The Revised Penal Code punishes statutory rape with reclusion perpetua.[20] The CA thus correctly affirmed the sentence imposed. The amount of PhP 50,000 as civil indemnity and PhP 50,000 as moral damages awarded are in accordance with current jurisprudence.[21] Additionally, we award exemplary damages of PhP 30,000 to serve as a public example to deter molesters of hapless individuals.[22]

WHEREFORE, the appeal is DENIED. The CA Decision in CA-G.R. CR-H.C. No. 02796 finding accused-appellant Crizaldo Pacheco y Villanueva guilty is AFFIRMED, with the modification that he is further ordered to pay PhP 30,000 in exemplary damages.


Corona, Carpio Morales*, Nachura, and Mendoza, JJ., concur.

* Additional member per July 20, 2009 raffle.

[1] Per People v. Cabalquinto, G.R. No. 167693, September 19, 2006, 502 SCRA 419-420, and Republic Act No. 9262 (Anti-Violence Against Women and Their Children Act of 2004), the real name of the victim and her personal circumstances and other information tending to establish her identity, as well as those of her immediate family or household members, are withheld.

[2] CA rollo, p. 51.

[3] Rollo, pp. 4-5.

[4] CA rollo, p. 59.

[5] Rollo, p. 5.

[6] CA rollo, p. 21.

[7] Id. at 24. Penned by Judge Emmanuel D. Laurea.

[8] People v. Perez, G.R. No. 182924, December 24, 2008.

[9] G.R. No. 172372, December 2, 2009.

[10] People v. Peralta, G.R. No. 187531, October 16, 2009.

[11] G.R. No. 187155, February 1, 2010.

[12] G.R. No. 177152, January 6, 2010.

[13] People v. Bernabe, G.R. No.141881, November 21, 2001, 370 SCRA 142, 147.

[14] People v. Cabral, G.R. No. 179946, December 23, 2009; citing People v. Cura, G.R. No. 112529, January 18, 1995, 240 SCRA 234, 242.

[15] People v. Achas, G.R. No. 185712, August 4, 2009; citing People v. Nazareno, G.R. No. 167756, April 9, 2008, 551 SCRA 16, 41.

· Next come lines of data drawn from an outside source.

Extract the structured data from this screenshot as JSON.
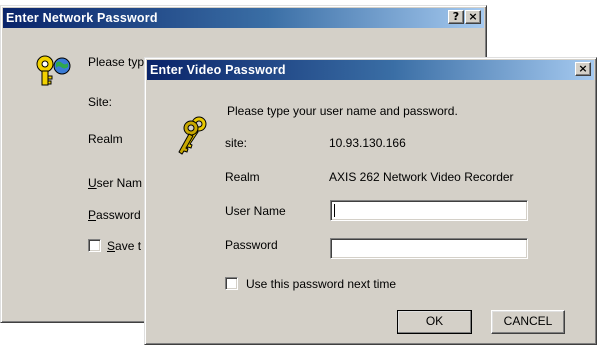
{
  "back_dialog": {
    "title": "Enter Network Password",
    "help_button": "?",
    "close_button": "×",
    "prompt": "Please typ",
    "site_label": "Site:",
    "realm_label": "Realm",
    "username_label_u": "U",
    "username_label_rest": "ser Nam",
    "password_label_p": "P",
    "password_label_rest": "assword",
    "save_label_s": "S",
    "save_label_rest": "ave t"
  },
  "front_dialog": {
    "title": "Enter Video Password",
    "close_button": "×",
    "prompt": "Please type your user name and password.",
    "site_label": "site:",
    "site_value": "10.93.130.166",
    "realm_label": "Realm",
    "realm_value": "AXIS 262 Network Video Recorder",
    "username_label": "User Name",
    "username_value": "",
    "password_label": "Password",
    "password_value": "",
    "save_password_label": "Use this password next time",
    "save_password_checked": false,
    "ok_label": "OK",
    "cancel_label": "CANCEL"
  },
  "icons": {
    "back_dialog_icon": "key-globe-icon",
    "front_dialog_icon": "keys-icon"
  }
}
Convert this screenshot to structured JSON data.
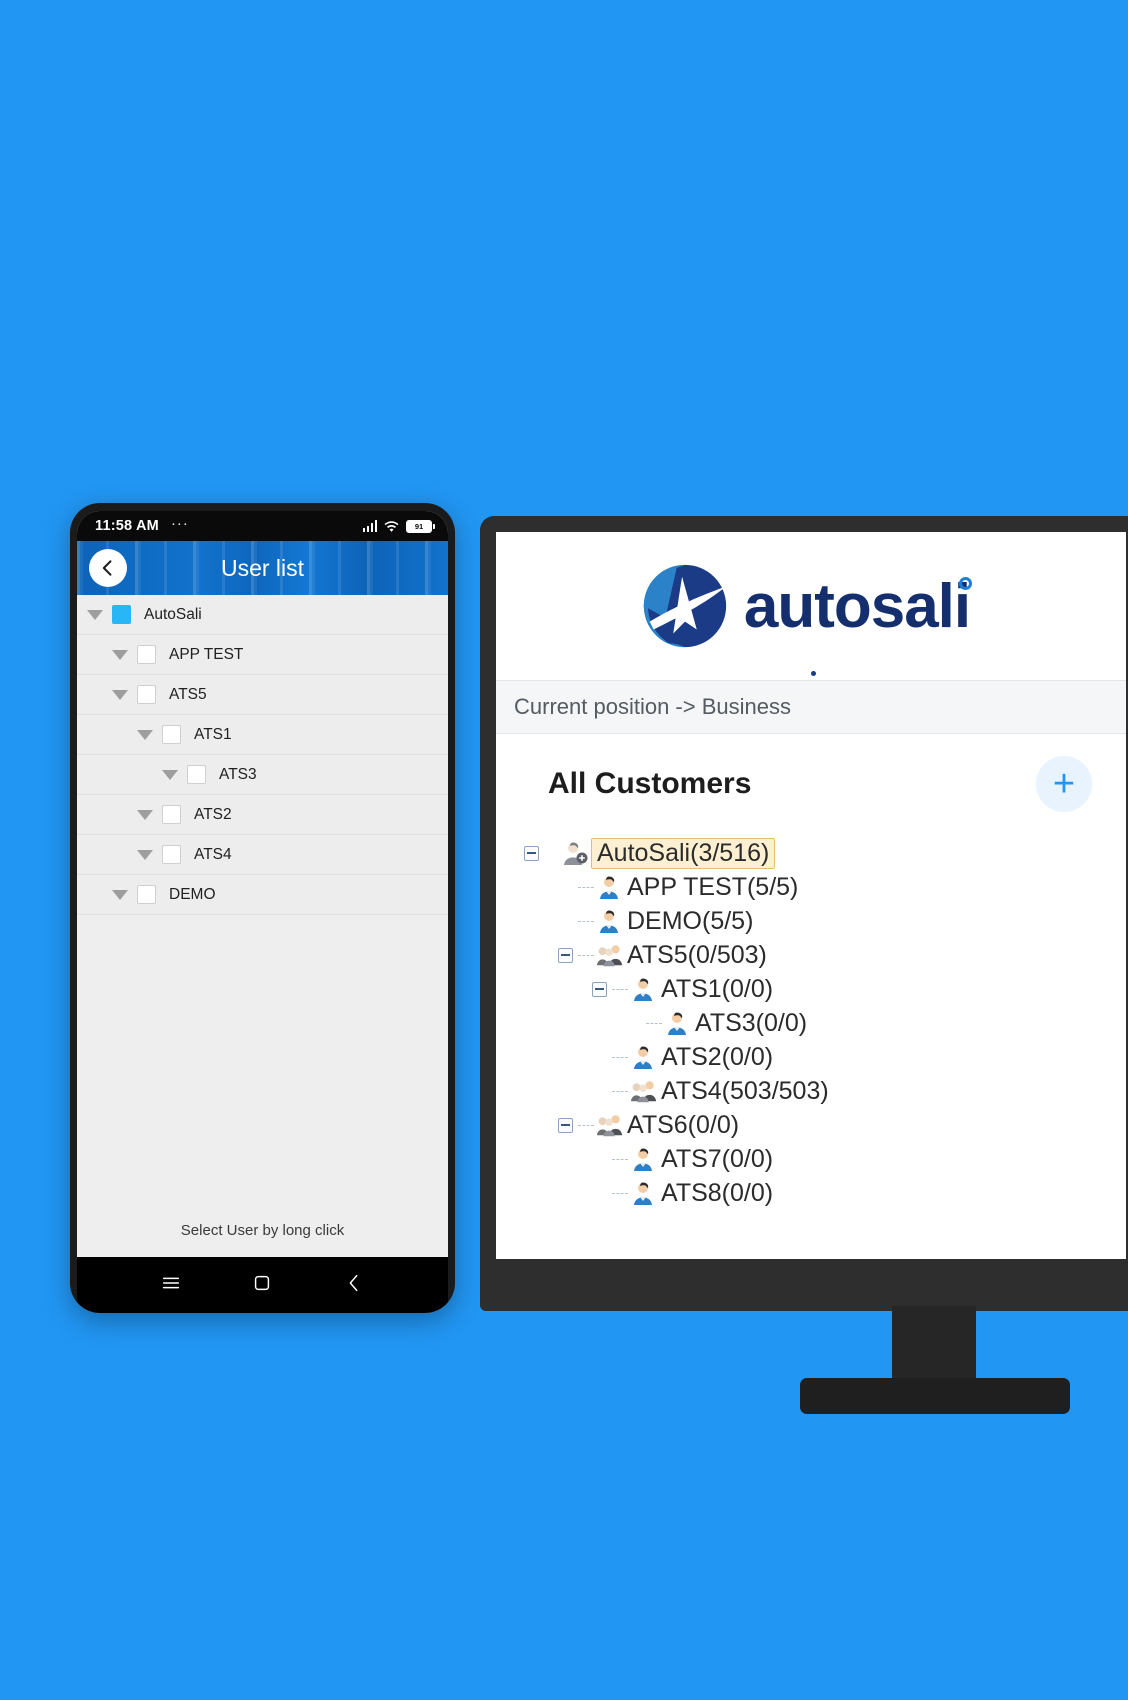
{
  "background_color": "#2196f3",
  "phone": {
    "status_bar": {
      "time": "11:58 AM",
      "dots": "···",
      "signal_icon": "signal-bars-icon",
      "wifi_icon": "wifi-icon",
      "battery_level": "91"
    },
    "app_bar": {
      "back_icon": "back-chevron-icon",
      "title": "User list"
    },
    "tree_rows": [
      {
        "label": "AutoSali",
        "indent": 0,
        "checked": true
      },
      {
        "label": "APP TEST",
        "indent": 1,
        "checked": false
      },
      {
        "label": "ATS5",
        "indent": 1,
        "checked": false
      },
      {
        "label": "ATS1",
        "indent": 2,
        "checked": false
      },
      {
        "label": "ATS3",
        "indent": 3,
        "checked": false
      },
      {
        "label": "ATS2",
        "indent": 2,
        "checked": false
      },
      {
        "label": "ATS4",
        "indent": 2,
        "checked": false
      },
      {
        "label": "DEMO",
        "indent": 1,
        "checked": false
      }
    ],
    "hint": "Select User by long click",
    "nav_bar": {
      "menu_icon": "menu-icon",
      "home_icon": "home-square-icon",
      "back_icon": "back-chevron-icon"
    }
  },
  "desktop": {
    "logo": {
      "mark_icon": "autosali-a-mark-icon",
      "wordmark": "autosali"
    },
    "breadcrumb": "Current position -> Business",
    "panel": {
      "title": "All Customers",
      "add_label": "+",
      "add_icon": "plus-icon"
    },
    "tree_rows": [
      {
        "label": "AutoSali(3/516)",
        "indent": 0,
        "expander": "minus",
        "avatar": "user-admin-icon",
        "selected": true
      },
      {
        "label": "APP TEST(5/5)",
        "indent": 1,
        "expander": "none",
        "avatar": "user-icon",
        "selected": false
      },
      {
        "label": "DEMO(5/5)",
        "indent": 1,
        "expander": "none",
        "avatar": "user-icon",
        "selected": false
      },
      {
        "label": "ATS5(0/503)",
        "indent": 1,
        "expander": "minus",
        "avatar": "user-group-icon",
        "selected": false
      },
      {
        "label": "ATS1(0/0)",
        "indent": 2,
        "expander": "minus",
        "avatar": "user-icon",
        "selected": false
      },
      {
        "label": "ATS3(0/0)",
        "indent": 3,
        "expander": "none",
        "avatar": "user-icon",
        "selected": false
      },
      {
        "label": "ATS2(0/0)",
        "indent": 2,
        "expander": "none",
        "avatar": "user-icon",
        "selected": false
      },
      {
        "label": "ATS4(503/503)",
        "indent": 2,
        "expander": "none",
        "avatar": "user-group-icon",
        "selected": false
      },
      {
        "label": "ATS6(0/0)",
        "indent": 1,
        "expander": "minus",
        "avatar": "user-group-icon",
        "selected": false
      },
      {
        "label": "ATS7(0/0)",
        "indent": 2,
        "expander": "none",
        "avatar": "user-icon",
        "selected": false
      },
      {
        "label": "ATS8(0/0)",
        "indent": 2,
        "expander": "none",
        "avatar": "user-icon",
        "selected": false
      }
    ]
  }
}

[16] People v. Cruz, G.R. No. 186129, August 4, 2009; citing People v. Jumawid, G.R. No. 184756, June 5, 2009.

[17] People v. Escoton, G.R. No. 183577, February 1, 2010.

[18] People v. Gragasin, G.R. No. 186496, August 25, 2009.

[19] People v. Estrada, G.R. No. 178318, January 15, 2010; citing People v. Dalisay, G.R. No. 188106, November 25, 2009.

[20] Art. 266-A. Rape, When and How Committed.—Rape is committed -

1. By a man who shall have carnal knowledge of a woman under any of the following circumstances:

x x x x

d. When the offended party is under twelve (12) years of age or is demented, even though none of the circumstances mentioned above be present.

Art. 266-B. Penalties.--Rape under paragraph 1 of the next preceding article shall be punished by reclusion perpetua. x x x

[21] People v. Buban, G.R. No. 172710, October 30, 2009.

[22] People v. Ofemiano, supra note 11; citing People v. Pabol, G.R. No. 187084, October 12, 2009.